These sheet pan roasted carrots and asparagus are paired with a dijon vinaigrette and lightly toasted almonds to make the ultimate side dish! This recipe is vegan, gluten-free and dairy-free!
- 3-4 large carrots (about 1 lb), sliced lengthwise into half inch pieces
- 1 bundle of asparagus (about 1 lb), ends trimmed
- 1 tbsp olive oil
- 1/4 tsp cayenne pepper
- 1/4 tsp salt
- 1/2 cup sliced almonds
- 1/4 cup fresh parsley, chopped
For the dijon vinaigrette:
- 1 tbsp dijon mustard
- 1 tbsp apple cider vinegar
- 1 tsp maple syrup
- 1/2 tbsp olive oil
- Preheat the oven to 400 degrees. Toss the asparagus and carrots in 1 tablespoon of olive oil, cayenne pepper and salt. Line a baking sheet with parchment paper and spread out the vegetables.
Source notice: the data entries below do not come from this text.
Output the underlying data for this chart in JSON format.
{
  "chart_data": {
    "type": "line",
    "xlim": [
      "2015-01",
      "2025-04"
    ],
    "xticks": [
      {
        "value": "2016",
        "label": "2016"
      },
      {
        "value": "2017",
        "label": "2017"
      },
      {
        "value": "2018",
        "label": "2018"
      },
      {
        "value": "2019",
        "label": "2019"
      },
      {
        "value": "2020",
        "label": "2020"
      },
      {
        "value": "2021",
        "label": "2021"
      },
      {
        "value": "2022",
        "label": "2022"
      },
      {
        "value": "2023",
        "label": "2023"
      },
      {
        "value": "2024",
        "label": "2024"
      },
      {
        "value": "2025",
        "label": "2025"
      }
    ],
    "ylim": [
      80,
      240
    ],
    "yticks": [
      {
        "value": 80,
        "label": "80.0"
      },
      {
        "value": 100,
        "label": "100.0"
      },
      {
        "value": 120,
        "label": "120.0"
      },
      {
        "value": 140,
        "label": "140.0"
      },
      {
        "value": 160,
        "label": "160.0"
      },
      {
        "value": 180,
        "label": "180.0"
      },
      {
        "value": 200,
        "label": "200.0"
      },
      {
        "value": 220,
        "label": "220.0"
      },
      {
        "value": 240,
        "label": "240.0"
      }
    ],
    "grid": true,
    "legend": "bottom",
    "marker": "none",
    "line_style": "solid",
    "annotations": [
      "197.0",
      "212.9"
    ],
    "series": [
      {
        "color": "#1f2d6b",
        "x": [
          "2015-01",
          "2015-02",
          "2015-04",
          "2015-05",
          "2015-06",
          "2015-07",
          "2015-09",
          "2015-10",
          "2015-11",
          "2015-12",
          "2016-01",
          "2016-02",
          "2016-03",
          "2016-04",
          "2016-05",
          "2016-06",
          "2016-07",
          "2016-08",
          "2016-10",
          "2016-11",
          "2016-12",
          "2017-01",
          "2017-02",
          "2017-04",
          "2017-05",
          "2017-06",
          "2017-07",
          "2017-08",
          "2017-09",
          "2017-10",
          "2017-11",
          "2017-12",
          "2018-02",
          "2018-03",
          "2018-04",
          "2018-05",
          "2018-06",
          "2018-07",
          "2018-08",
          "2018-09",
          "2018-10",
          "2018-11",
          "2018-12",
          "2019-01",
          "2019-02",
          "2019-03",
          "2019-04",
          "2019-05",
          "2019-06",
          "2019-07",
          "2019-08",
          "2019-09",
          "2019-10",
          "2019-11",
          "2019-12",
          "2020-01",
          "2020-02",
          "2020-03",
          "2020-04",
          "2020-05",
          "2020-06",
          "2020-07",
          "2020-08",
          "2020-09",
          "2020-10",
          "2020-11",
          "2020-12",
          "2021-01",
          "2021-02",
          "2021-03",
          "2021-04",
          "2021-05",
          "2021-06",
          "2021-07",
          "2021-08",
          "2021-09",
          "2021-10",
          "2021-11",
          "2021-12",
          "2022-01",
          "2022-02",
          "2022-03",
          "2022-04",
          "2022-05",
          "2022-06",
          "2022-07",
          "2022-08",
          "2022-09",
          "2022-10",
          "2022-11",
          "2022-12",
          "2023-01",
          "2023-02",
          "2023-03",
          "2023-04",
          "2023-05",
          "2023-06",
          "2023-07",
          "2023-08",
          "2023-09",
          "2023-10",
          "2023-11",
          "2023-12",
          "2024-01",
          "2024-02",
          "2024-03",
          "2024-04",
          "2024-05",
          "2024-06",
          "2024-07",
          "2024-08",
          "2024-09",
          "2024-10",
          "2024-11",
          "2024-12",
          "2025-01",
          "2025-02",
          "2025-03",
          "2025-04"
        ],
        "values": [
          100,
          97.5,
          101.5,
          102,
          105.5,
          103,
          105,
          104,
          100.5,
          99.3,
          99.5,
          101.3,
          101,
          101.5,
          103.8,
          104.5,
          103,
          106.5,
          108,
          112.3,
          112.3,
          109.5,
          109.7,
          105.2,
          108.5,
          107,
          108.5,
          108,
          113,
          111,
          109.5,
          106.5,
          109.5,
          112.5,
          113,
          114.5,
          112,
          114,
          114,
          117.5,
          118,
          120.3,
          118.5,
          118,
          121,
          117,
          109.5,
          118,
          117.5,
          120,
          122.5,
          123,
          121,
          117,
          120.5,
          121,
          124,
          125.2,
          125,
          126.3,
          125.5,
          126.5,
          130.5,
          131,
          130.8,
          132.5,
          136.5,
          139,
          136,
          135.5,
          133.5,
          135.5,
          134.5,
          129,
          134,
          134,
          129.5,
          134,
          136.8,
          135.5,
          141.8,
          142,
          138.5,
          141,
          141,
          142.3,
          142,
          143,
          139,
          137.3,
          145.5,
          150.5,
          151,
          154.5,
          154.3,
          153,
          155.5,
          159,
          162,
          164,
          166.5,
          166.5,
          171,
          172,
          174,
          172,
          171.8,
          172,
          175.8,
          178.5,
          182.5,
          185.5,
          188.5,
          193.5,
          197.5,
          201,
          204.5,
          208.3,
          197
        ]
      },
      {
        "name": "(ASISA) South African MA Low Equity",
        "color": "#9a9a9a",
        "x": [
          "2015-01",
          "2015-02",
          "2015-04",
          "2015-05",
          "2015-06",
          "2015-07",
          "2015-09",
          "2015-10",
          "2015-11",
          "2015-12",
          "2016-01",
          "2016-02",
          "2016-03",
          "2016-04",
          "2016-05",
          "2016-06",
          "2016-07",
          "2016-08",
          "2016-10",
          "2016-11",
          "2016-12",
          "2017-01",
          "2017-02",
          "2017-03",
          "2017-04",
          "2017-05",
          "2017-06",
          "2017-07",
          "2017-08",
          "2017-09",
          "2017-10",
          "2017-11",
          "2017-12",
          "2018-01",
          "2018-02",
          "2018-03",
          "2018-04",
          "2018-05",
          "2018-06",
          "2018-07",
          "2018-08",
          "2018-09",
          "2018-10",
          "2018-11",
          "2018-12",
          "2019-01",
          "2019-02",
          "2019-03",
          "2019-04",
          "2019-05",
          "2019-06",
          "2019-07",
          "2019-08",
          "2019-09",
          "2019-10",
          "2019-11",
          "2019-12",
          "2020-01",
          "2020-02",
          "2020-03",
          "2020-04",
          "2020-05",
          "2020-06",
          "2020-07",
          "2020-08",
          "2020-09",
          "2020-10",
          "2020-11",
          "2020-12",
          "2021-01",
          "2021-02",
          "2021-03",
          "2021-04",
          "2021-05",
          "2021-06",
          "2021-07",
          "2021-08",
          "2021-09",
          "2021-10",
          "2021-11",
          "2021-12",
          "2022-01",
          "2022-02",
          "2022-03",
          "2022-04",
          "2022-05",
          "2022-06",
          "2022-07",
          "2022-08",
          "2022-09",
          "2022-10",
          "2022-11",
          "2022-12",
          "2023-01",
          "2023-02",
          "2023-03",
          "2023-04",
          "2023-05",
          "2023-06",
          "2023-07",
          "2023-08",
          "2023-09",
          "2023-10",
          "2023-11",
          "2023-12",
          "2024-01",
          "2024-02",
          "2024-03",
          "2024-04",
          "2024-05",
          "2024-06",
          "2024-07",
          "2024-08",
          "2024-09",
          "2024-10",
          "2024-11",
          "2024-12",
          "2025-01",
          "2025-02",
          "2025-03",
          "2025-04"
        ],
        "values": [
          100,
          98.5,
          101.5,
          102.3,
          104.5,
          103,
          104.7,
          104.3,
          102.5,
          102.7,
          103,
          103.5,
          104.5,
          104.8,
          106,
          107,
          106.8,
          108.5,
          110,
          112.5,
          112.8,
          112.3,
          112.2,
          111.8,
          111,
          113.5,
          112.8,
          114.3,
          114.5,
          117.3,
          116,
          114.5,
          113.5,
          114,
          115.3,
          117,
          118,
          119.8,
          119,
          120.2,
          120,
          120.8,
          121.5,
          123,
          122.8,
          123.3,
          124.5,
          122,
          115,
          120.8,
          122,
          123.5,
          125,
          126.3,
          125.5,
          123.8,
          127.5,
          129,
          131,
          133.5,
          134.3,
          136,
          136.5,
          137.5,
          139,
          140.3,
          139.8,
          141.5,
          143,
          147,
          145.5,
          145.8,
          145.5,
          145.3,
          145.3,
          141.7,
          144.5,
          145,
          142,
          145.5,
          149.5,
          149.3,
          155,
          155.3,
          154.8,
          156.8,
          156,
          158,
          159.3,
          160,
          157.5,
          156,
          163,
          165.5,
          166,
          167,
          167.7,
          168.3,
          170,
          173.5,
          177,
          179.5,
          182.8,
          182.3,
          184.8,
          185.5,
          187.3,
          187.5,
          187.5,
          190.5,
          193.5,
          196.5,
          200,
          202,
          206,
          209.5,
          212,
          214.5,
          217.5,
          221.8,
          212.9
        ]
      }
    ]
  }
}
- Roast the carrots and asparagus for 30 minutes, stirring once halfway though.
- Heat a frying pan over medium-low heat. Add the sliced almonds and toast them until lightly brown. Stir to prevent burning. Remove from heat and set aside.
- Whisk together the dijon mustard, apple cider vinegar, maple syrup and 1/2 tablespoon of olive oil. Set aside.
- Plate the roasted carrots and asparagus. Drizzle the dijon vinaigrette over the roasted vegetables. Top with the toasted almonds and chopped parsley. Enjoy!
- For crispier/charred vegetables use two baking sheets instead of one.
- Slice the carrots lengthwise so they are approximately the same thickness as the asparagus. Aim for half an inch in thickness.
- The almonds will burn if you leave them unattended. Make sure to stir them frequently to prevent burning and ensure even toasting.